In his effort to build support for a proposal to raise investment advice standards for retirement accounts, Department of Labor Secretary Thomas Perez often uses a prominent robo-adviser as a talking point.
When he appeared at a June 17 congressional hearing, Mr. Perez mentioned Wealthfront, an online investment adviser, at least three times. A day later, he tweeted a photo of himself and Wealthfront Chief Executive Adam Nash at the Wealthfront office.
Mr. Perez uses Wealthfront as an example of a company that acts in the best interests of its clients while providing low-cost advice to investors with modest assets. The argument helps sell the proposed rule, which is designed to reduce conflicts of interest for brokers working with 401(k) and individual retirement accounts.
At the hearing, Mr. Perez used Wealthfront to counter attacks from opponents of the rule, who said it will significantly increase liability risk and regulatory costs for brokers and force them to abandon accounts for middle-income savers.
Demonstrating fluency in Wealthfront's statistics (more than $2 billion in assets under management) as well as its business model (not charging fees to investors with less than $10,000 in their accounts, and low fees to larger investors), Mr. Perez touted the company's approach to lawmakers.
“They have a platform that enables them to lower their fees, operate as a fiduciary and do well by doing good,” Mr. Perez said.
Mr. Perez touted online investment advice as a way to serve people with small accounts in rural America and elsewhere.
“Technology is a huge ally,” Mr. Perez said at the hearing. “Technology is, I think, a linchpin to the innovation that's enabling more people to get access to advice.”
But the Securities Industry and Financial Markets Association, the major financial services trade group, was uncomfortable with Mr. Perez's emphasis on electronic advice delivery.
“There were good questions raised about how lower-income individuals and small businesses will be served, yet we are concerned that the secretary continued to offer technology as a comparable alternative,” Lisa Bleier, SIFMA managing director and associate general counsel, said in a statement after the hearing.
An aide to Mr. Perez said that he is getting feedback on the proposal from a wide range of financial firms.
“We have also spoken with a number of traditional advisers who are already offering fiduciary-level services to their retirement customers and who plan to continue to do so as both the technology and regulations in this marketplace develop,” DOL spokesman Michael Trupo said in an e-mail. “The secretary met with the CEO of Wealthfront during a planned trip to California, and it is one of many meetings with industry stakeholders taking place throughout this process.”
Mr. Perez's message was embraced by Sheryl Garrett, founder of the Garrett Planning Network.

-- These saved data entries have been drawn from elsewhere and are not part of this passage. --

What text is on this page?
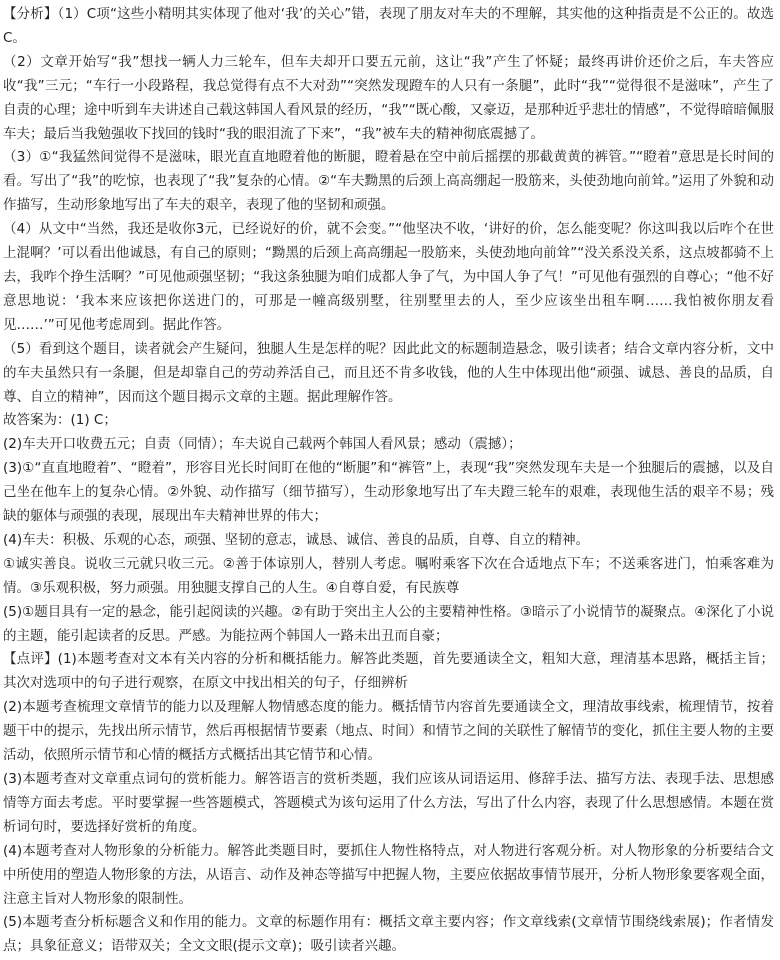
【分析】（1）C项“这些小精明其实体现了他对‘我’的关心”错，表现了朋友对车夫的不理解，其实他的这种指责是不公正的。故选C。

（2）文章开始写“我”想找一辆人力三轮车，但车夫却开口要五元前，这让“我”产生了怀疑；最终再讲价还价之后，车夫答应收“我”三元；“车行一小段路程，我总觉得有点不大对劲”“突然发现蹬车的人只有一条腿”，此时“我”“觉得很不是滋味”，产生了自责的心理；途中听到车夫讲述自己载这韩国人看风景的经历，“我”“既心酸，又豪迈，是那种近乎悲壮的情感”，不觉得暗暗佩服车夫；最后当我勉强收下找回的钱时“我的眼泪流了下来”，“我”被车夫的精神彻底震撼了。

（3）①“我猛然间觉得不是滋味，眼光直直地瞪着他的断腿，瞪着悬在空中前后摇摆的那截黄黄的裤管。”“瞪着”意思是长时间的看。写出了“我”的吃惊，也表现了“我”复杂的心情。②“车夫黝黑的后颈上高高绷起一股筋来，头使劲地向前耸。”运用了外貌和动作描写，生动形象地写出了车夫的艰辛，表现了他的坚韧和顽强。

（4）从文中“当然，我还是收你3元，已经说好的价，就不会变。”“他坚决不收，‘讲好的价，怎么能变呢？你这叫我以后咋个在世上混啊？’可以看出他诚恳，有自己的原则；“黝黑的后颈上高高绷起一股筋来，头使劲地向前耸”“没关系没关系，这点坡都骑不上去，我咋个挣生活啊？”可见他顽强坚韧；“我这条独腿为咱们成都人争了气，为中国人争了气！”可见他有强烈的自尊心；“他不好意思地说：‘我本来应该把你送进门的，可那是一幢高级别墅，往别墅里去的人，至少应该坐出租车啊……我怕被你朋友看见……’”可见他考虑周到。据此作答。

（5）看到这个题目，读者就会产生疑问，独腿人生是怎样的呢？因此此文的标题制造悬念，吸引读者；结合文章内容分析，文中的车夫虽然只有一条腿，但是却靠自己的劳动养活自己，而且还不肯多收钱，他的人生中体现出他“顽强、诚恳、善良的品质，自尊、自立的精神”，因而这个题目揭示文章的主题。据此理解作答。

故答案为：(1) C；

(2)车夫开口收费五元；自责（同情）；车夫说自己载两个韩国人看风景；感动（震撼）；

(3)①“直直地瞪着”、“瞪着”，形容目光长时间盯在他的“断腿”和“裤管”上，表现“我”突然发现车夫是一个独腿后的震撼，以及自己坐在他车上的复杂心情。②外貌、动作描写（细节描写），生动形象地写出了车夫蹬三轮车的艰难，表现他生活的艰辛不易；残缺的躯体与顽强的表现，展现出车夫精神世界的伟大；

(4)车夫：积极、乐观的心态，顽强、坚韧的意志，诚恳、诚信、善良的品质，自尊、自立的精神。

①诚实善良。说收三元就只收三元。②善于体谅别人，替别人考虑。嘱咐乘客下次在合适地点下车；不送乘客进门，怕乘客难为情。③乐观积极，努力顽强。用独腿支撑自己的人生。④自尊自爱，有民族尊

(5)①题目具有一定的悬念，能引起阅读的兴趣。②有助于突出主人公的主要精神性格。③暗示了小说情节的凝聚点。④深化了小说的主题，能引起读者的反思。严感。为能拉两个韩国人一路未出丑而自豪；

【点评】(1)本题考查对文本有关内容的分析和概括能力。解答此类题，首先要通读全文，粗知大意，理清基本思路，概括主旨；其次对选项中的句子进行观察，在原文中找出相关的句子，仔细辨析

(2)本题考查梳理文章情节的能力以及理解人物情感态度的能力。概括情节内容首先要通读全文，理清故事线索，梳理情节，按着题干中的提示，先找出所示情节，然后再根据情节要素（地点、时间）和情节之间的关联性了解情节的变化，抓住主要人物的主要活动，依照所示情节和心情的概括方式概括出其它情节和心情。

(3)本题考查对文章重点词句的赏析能力。解答语言的赏析类题，我们应该从词语运用、修辞手法、描写方法、表现手法、思想感情等方面去考虑。平时要掌握一些答题模式，答题模式为该句运用了什么方法，写出了什么内容，表现了什么思想感情。本题在赏析词句时，要选择好赏析的角度。

(4)本题考查对人物形象的分析能力。解答此类题目时，要抓住人物性格特点，对人物进行客观分析。对人物形象的分析要结合文中所使用的塑造人物形象的方法，从语言、动作及神态等描写中把握人物，主要应依据故事情节展开，分析人物形象要客观全面，注意主旨对人物形象的限制性。

(5)本题考查分析标题含义和作用的能力。文章的标题作用有：概括文章主要内容；作文章线索(文章情节围绕线索展)；作者情发点；具象征意义；语带双关；全文文眼(提示文章)；吸引读者兴趣。
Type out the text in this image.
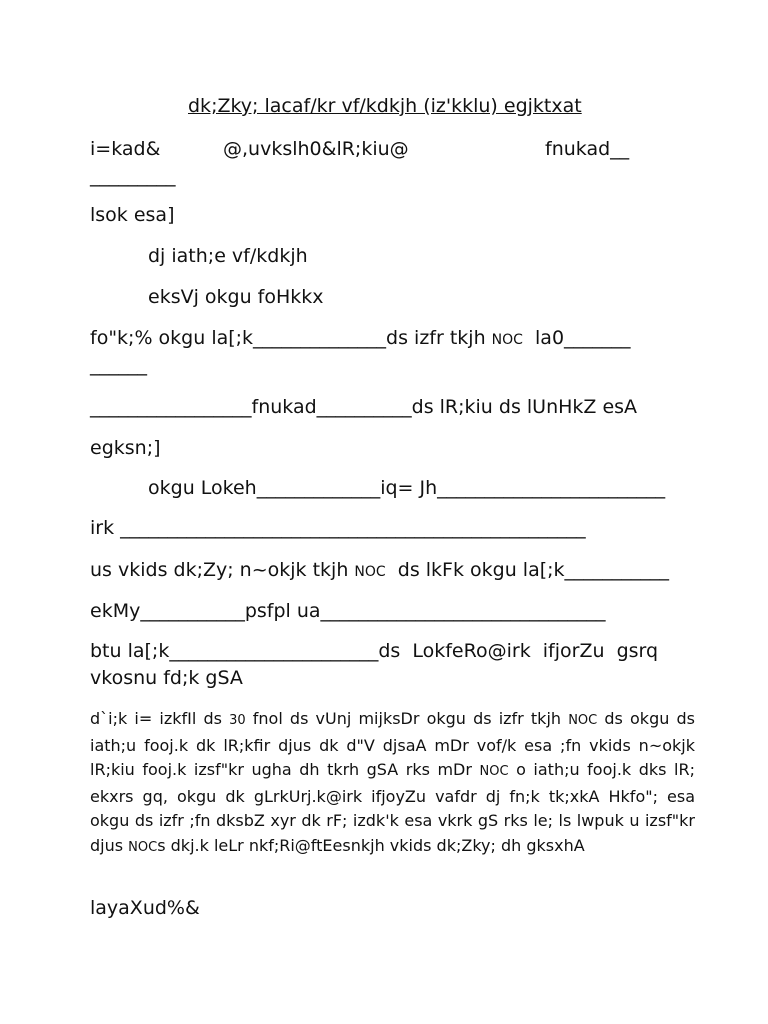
dk;Zky; lacaf/kr vf/kdkjh (iz'kklu) egjktxat
i=kad&	@,uvkslh0&lR;kiu@	fnukad__
_________
lsok esa]
dj iath;e vf/kdkjh
eksVj okgu foHkkx
fo"k;% okgu la[;k______________ds izfr tkjh NOC  la0_______
______
_________________fnukad__________ds lR;kiu ds lUnHkZ esA
egksn;]
okgu Lokeh_____________iq= Jh________________________
irk _________________________________________________
us vkids dk;Zy; n~okjk tkjh NOC  ds lkFk okgu la[;k___________
ekMy___________psfpl ua______________________________
btu la[;k______________________ds  LokfeRo@irk  ifjorZu  gsrq
vkosnu fd;k gSA
d`i;k i= izkfIl ds 30 fnol ds vUnj mijksDr okgu ds izfr tkjh NOC ds okgu ds iath;u fooj.k dk lR;kfir djus dk d"V djsaA mDr vof/k esa ;fn vkids n~okjk lR;kiu fooj.k izsf"kr ugha dh tkrh gSA rks mDr NOC o iath;u fooj.k dks lR; ekxrs gq, okgu dk gLrkUrj.k@irk ifjoyZu vafdr dj fn;k tk;xkA Hkfo"; esa okgu ds izfr ;fn dksbZ xyr dk rF; izdk'k esa vkrk gS rks le; ls lwpuk u izsf"kr djus NOCs dkj.k leLr nkf;Ri@ftEesnkjh vkids dk;Zky; dh gksxhA
layaXud%&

“It's fabulous,” Ms. Garrett said. “I think what Secretary Perez was trying to do, and did well, was bring up the point that technology is enabling new entrants into the marketplace to fill this need.”
Mr. Perez's boss, President Barack Obama, shined the spotlight on Ms. Garrett at an event at AARP in February where Mr. Obama gave a strong endorsement to the DOL rule.
Although she's a human adviser, Ms. Garrett is not threatened by the government's emphasis on robo-advice.
“They are democratizing the concept of professional investment advice and driving down the price,” Ms. Garrett said. “A combination of technology and human advisers will bring fiduciary advice to the masses most efficiently.”
In addition to Wealthfront, Mr. Perez mentioned Vanguard as a firm that offered low-cost advice, and praised its founder, John Bogle, as a fiduciary pioneer.
He said firms other than Wealthfront and Vanguard were using technology well, but he didn't mention them by name.
Wealthfront has a connection to the Obama administration beyond the DOL rule. Alison Rosenthal, a Wealthfront vice president, serves on Mr. Obama's global entrepreneurship council.